We always take a close look at any tribunal decisions regarding R&D claims to draw insights. Three have been completed recently with HMRC successful in two and the company concerned in another.
Soapbox Communications Limited v HMRC
This one was not particularly related to any part of the R&D specific legislation. The validity of the notice of enquiry into two amended returns was challenged. I am not going to spend a lot of time on this it appears to be an odd issue to take to tribunal. The document was sent to the companies registered address. The argument appears to be about how it was addressed. The decision was in favour of HMRC in that respect. I don't have the full facts but it appears to be a debate around a technicality.
Dnae Group Holdings Limited v HMRC
This one was interesting in the respect that the appellant won. It is a very unequal contest in terms of resources for any company to take on HMRC at tribunal. HMRC tend to be successful for a number of reasons. Quite often the appellant comes across as not being particularly competent or even engaged in winning the tribunal based solely on the written details. It is understandable that HMRC win in those circumstances. Even if the case is stronger and better presented judges tend to often default to HMRC's authority in the subject area. Judgments are often not even consistent across different tribunals so a degree of subjectivity exists.

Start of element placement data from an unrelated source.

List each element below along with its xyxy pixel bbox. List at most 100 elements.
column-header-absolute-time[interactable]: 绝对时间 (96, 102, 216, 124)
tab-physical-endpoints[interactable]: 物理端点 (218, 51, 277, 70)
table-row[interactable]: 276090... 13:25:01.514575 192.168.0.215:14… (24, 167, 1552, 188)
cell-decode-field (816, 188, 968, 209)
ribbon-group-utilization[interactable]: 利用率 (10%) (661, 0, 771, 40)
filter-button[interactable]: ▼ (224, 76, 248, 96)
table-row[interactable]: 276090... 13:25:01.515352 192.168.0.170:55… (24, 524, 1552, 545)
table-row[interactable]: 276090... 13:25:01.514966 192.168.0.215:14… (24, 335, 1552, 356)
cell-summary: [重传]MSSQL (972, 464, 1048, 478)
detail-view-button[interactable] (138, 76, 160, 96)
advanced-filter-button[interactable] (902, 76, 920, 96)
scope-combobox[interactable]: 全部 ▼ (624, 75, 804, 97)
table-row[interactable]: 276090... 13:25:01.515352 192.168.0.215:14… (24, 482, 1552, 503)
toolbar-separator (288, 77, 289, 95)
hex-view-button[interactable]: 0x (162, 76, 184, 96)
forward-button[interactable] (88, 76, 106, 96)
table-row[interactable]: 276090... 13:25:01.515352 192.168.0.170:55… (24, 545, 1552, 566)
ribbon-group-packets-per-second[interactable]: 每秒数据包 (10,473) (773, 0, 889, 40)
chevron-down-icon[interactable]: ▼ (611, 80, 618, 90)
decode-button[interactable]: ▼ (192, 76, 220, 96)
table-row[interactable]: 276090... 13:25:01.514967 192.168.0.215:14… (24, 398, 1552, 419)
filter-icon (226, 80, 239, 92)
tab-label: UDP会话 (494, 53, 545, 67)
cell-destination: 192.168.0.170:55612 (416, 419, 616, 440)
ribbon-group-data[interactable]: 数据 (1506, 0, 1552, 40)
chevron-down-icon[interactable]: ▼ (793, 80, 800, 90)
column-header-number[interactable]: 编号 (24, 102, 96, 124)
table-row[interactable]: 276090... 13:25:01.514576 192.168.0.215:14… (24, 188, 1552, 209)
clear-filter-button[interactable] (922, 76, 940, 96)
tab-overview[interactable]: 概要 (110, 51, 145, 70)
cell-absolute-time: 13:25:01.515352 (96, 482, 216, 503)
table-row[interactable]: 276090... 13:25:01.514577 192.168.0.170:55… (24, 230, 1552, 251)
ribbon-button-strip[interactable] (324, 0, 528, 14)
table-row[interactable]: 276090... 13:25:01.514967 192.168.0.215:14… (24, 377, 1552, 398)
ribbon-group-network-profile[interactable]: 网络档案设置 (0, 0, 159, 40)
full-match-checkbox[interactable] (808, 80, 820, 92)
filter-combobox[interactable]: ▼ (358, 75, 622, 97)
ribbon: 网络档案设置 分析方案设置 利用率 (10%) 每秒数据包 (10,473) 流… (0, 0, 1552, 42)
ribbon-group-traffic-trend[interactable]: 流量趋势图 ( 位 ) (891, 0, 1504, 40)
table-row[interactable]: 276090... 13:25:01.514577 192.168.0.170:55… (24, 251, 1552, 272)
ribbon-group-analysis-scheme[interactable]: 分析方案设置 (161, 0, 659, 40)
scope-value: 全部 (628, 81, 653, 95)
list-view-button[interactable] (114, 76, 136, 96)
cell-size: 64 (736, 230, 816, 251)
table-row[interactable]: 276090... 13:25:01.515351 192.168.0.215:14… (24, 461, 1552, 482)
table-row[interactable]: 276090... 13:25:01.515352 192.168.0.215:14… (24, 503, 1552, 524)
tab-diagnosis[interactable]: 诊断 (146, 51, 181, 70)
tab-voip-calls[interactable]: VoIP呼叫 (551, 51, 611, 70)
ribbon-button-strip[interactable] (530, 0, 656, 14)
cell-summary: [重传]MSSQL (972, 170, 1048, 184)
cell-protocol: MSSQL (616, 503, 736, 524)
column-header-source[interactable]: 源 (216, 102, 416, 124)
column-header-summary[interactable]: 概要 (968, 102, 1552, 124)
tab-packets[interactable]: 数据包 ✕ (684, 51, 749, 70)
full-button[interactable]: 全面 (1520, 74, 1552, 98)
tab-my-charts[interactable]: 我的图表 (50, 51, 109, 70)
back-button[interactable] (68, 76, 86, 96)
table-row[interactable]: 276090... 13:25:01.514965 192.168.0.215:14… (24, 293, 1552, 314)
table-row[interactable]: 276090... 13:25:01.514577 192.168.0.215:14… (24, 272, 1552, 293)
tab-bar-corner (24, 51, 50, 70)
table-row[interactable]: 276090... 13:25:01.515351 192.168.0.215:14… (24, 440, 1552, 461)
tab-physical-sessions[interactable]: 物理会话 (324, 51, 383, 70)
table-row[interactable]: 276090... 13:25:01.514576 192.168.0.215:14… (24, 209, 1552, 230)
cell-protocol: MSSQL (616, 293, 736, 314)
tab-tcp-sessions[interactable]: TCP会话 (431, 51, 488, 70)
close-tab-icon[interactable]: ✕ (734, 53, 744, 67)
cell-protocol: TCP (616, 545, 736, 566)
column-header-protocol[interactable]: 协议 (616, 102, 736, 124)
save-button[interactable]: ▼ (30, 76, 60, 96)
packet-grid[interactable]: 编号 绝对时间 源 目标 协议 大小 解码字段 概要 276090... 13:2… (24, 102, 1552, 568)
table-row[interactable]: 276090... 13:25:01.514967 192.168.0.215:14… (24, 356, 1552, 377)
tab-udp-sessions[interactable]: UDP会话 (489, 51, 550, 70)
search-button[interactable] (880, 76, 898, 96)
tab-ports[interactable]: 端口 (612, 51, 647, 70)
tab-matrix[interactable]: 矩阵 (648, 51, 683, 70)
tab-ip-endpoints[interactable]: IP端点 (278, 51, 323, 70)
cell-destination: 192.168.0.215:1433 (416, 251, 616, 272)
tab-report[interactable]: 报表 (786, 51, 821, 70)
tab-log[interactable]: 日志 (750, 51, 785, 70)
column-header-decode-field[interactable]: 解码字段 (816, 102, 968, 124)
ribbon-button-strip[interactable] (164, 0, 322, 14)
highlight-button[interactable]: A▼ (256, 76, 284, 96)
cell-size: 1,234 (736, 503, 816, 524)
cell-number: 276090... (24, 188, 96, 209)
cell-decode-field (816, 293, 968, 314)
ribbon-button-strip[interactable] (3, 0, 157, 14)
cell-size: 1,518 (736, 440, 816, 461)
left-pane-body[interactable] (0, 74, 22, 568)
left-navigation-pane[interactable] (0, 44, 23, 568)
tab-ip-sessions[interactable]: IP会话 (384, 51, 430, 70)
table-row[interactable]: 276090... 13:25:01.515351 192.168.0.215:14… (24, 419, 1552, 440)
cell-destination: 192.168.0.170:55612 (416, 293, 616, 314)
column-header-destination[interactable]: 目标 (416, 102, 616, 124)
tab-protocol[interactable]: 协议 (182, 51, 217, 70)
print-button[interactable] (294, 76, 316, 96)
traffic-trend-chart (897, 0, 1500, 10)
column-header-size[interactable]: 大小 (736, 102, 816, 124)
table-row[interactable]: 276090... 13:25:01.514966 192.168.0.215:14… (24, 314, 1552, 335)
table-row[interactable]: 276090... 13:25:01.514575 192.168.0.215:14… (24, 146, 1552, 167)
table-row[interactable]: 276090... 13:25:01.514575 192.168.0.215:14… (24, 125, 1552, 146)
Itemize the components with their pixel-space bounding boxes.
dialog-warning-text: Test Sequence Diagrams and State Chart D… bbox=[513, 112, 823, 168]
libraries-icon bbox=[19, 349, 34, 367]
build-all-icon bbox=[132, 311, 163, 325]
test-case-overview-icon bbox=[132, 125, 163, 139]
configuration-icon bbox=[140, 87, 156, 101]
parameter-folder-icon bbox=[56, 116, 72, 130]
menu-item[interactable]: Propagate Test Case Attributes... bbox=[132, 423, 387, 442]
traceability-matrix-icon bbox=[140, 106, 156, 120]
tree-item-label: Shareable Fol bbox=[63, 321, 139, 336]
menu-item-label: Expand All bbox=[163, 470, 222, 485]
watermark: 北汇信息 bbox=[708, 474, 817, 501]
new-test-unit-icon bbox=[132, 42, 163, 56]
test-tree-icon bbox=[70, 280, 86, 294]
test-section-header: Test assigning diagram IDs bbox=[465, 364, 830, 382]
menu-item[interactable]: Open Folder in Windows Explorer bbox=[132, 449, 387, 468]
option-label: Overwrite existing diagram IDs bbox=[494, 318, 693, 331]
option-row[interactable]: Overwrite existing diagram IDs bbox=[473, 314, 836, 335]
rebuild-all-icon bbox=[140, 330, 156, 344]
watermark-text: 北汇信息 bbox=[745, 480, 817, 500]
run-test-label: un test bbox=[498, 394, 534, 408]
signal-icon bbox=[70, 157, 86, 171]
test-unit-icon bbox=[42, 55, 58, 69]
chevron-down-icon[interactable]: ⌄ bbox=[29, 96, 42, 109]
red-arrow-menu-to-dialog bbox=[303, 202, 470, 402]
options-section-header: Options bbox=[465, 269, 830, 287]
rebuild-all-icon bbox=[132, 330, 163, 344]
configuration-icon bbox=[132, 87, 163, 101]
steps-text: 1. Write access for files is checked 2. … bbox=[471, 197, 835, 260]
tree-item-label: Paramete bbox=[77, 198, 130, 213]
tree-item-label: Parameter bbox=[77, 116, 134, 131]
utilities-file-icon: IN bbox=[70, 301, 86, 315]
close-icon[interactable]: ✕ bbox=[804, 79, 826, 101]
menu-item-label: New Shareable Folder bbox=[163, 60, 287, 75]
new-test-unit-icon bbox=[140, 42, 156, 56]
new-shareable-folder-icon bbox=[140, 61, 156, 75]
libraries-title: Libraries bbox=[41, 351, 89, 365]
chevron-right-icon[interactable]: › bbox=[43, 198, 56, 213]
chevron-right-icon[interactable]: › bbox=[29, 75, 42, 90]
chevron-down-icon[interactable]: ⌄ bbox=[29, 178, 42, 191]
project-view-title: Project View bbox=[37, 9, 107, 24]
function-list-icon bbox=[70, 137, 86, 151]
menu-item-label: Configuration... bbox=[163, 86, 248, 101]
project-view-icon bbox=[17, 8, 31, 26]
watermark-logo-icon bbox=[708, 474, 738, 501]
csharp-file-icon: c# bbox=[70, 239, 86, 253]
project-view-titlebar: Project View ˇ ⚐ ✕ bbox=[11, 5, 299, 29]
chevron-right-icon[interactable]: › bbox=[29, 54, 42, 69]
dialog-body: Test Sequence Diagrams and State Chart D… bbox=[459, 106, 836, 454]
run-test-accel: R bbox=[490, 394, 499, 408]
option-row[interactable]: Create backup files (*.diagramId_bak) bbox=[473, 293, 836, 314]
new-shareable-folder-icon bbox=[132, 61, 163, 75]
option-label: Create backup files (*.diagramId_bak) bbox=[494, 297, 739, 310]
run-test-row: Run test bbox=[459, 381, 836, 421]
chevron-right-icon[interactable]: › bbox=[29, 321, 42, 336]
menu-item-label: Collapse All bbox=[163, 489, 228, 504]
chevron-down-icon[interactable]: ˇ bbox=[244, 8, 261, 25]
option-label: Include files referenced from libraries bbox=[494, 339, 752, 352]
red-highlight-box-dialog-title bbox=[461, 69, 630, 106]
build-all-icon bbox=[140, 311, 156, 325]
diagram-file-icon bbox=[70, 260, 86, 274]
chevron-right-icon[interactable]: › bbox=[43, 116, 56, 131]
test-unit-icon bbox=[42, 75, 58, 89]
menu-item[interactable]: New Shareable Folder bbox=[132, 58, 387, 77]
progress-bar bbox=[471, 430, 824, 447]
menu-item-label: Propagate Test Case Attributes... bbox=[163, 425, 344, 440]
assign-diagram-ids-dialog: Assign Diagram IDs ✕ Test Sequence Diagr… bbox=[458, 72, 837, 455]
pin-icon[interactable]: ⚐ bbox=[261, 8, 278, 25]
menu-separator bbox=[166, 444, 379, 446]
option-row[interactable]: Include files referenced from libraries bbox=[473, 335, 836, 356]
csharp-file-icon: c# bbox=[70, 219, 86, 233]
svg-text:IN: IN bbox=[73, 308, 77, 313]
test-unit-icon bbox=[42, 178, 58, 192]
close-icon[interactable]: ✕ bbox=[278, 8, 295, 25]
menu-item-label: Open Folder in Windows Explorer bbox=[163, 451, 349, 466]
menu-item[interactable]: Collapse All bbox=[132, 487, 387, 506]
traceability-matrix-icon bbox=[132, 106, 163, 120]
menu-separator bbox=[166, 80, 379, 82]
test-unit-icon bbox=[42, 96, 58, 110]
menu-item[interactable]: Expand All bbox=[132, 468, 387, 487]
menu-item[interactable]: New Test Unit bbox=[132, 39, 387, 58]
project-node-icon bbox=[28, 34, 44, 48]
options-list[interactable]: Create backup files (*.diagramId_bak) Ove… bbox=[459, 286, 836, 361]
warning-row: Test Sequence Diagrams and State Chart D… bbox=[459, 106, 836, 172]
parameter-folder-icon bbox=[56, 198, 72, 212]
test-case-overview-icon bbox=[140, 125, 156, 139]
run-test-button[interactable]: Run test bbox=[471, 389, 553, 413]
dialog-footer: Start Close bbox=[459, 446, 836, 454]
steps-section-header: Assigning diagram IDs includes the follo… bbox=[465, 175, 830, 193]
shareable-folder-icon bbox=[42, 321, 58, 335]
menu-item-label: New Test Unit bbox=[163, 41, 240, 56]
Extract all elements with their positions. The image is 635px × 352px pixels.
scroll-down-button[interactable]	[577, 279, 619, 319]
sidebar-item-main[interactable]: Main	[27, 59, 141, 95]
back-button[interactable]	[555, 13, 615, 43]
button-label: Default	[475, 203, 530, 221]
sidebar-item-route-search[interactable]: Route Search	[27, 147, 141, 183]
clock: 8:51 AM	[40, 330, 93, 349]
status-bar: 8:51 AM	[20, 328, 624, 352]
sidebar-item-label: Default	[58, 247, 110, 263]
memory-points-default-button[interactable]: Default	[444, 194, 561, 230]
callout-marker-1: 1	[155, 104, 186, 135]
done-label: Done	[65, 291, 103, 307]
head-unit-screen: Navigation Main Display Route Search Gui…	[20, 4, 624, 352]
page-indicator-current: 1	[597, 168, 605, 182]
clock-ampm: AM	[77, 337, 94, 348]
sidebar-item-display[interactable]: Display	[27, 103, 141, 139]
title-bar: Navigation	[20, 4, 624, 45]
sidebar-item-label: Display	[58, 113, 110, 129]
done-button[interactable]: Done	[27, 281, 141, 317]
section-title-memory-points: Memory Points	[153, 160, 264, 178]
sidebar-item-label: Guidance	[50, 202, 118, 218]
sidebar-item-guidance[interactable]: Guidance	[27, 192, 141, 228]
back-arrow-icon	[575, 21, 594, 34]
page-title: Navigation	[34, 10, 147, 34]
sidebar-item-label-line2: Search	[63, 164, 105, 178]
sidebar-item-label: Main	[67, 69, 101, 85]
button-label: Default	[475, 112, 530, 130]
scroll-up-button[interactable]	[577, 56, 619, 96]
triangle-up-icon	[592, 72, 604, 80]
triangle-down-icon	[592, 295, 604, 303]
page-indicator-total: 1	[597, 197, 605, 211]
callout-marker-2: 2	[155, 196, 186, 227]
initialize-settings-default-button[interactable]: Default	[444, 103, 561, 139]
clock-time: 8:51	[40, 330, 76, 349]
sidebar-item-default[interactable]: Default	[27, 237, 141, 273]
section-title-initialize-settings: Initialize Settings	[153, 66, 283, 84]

The substance of this decision is around an assessment of the status of a company in terms of size; is the company a Small and Medium Sized Enterprise (SME) able to claim under the SME scheme or a Large Company. The large company scheme is less generous and worth roughly one third or half an SME claim depending on the tax position. In this respect status matters financially. Further, the Large Company scheme (replaced now by RDEC) has different subcontractor rules which means subcontracted R&D to other companies cannot be claimed. This again can significantly impact the financial benefit from a claim. A good starting point for the details that must be considered in assessing SME status is the flow chart found here:
HMRC argued that the company was a Large company, that an investor was not a “venture capital company”, therefore in terms of this claim a claim could only be made under the Large Company Scheme (This covered 2010 & 2011 year ends so RDEC did not exist then. The claim was old Large Company scheme which was less generous than RDEC). The appellant argued the contrary and won. The appeal was allowed. This area of the R&D scheme is heavily linked to EU state aid laws and the debate was in this area. The debate was about the difference between a strategic investment to aid a group of companies and an opportunistic one e.g. purely an investment to make money. It was decided this was the latter. This is a very complex area and often suffers from the fact that you often reach a point where terminology is used that is not precisely defined.
Grazer Learning Limited v HMRC
When covering the DNAE Group Holdings case I talked about the power imbalance between HMRC and appellants. You need a strong case, well argued, supported by both documents and testimony. Like any legal case! It appears here that a case could not be made to tip the balance of probabilities in its favour. It appears that the “competent professional” working on the project had not given evidence in the initial HMRC enquiry. I would consider it impossible to get through any HMRC R&D enquiry on qualification without such a contribution. This is basic stuff. Personally, if I cannot gain access to the technical professionals, the people doing the R&D, when preparing a claim or answering HMRC questions I walk away from a claim as I cannot gather evidence it exists. An attempt was made to introduce such evidence at the tribunal stage but the judge ruled as it had not been introduced at the enquiry stage it could not now be introduced.
The result was the following judgment; “claim for research and development tax credit – whether the activity in respect of which the expenditure was incurred qualified as research and development in accordance with the terms of the guidelines published by the Department for Business, Innovation and Skills – no, because the Appellant had failed to establish on the balance of probabilities that the activity involved a project seeking to achieve a technological advance through the resolution of a technological uncertainty – appeal dismissed”
We don't know if the company was doing qualifying R&D or not. All we do know is that they did not make the case they were when HMRC made enquiries based on the written judgment. Honestly, if you are a company facing an HMRC enquiry on any issue I would suggest giving it 100% is the best approach. R&D claims do require work, and conviction from all involved to be successful.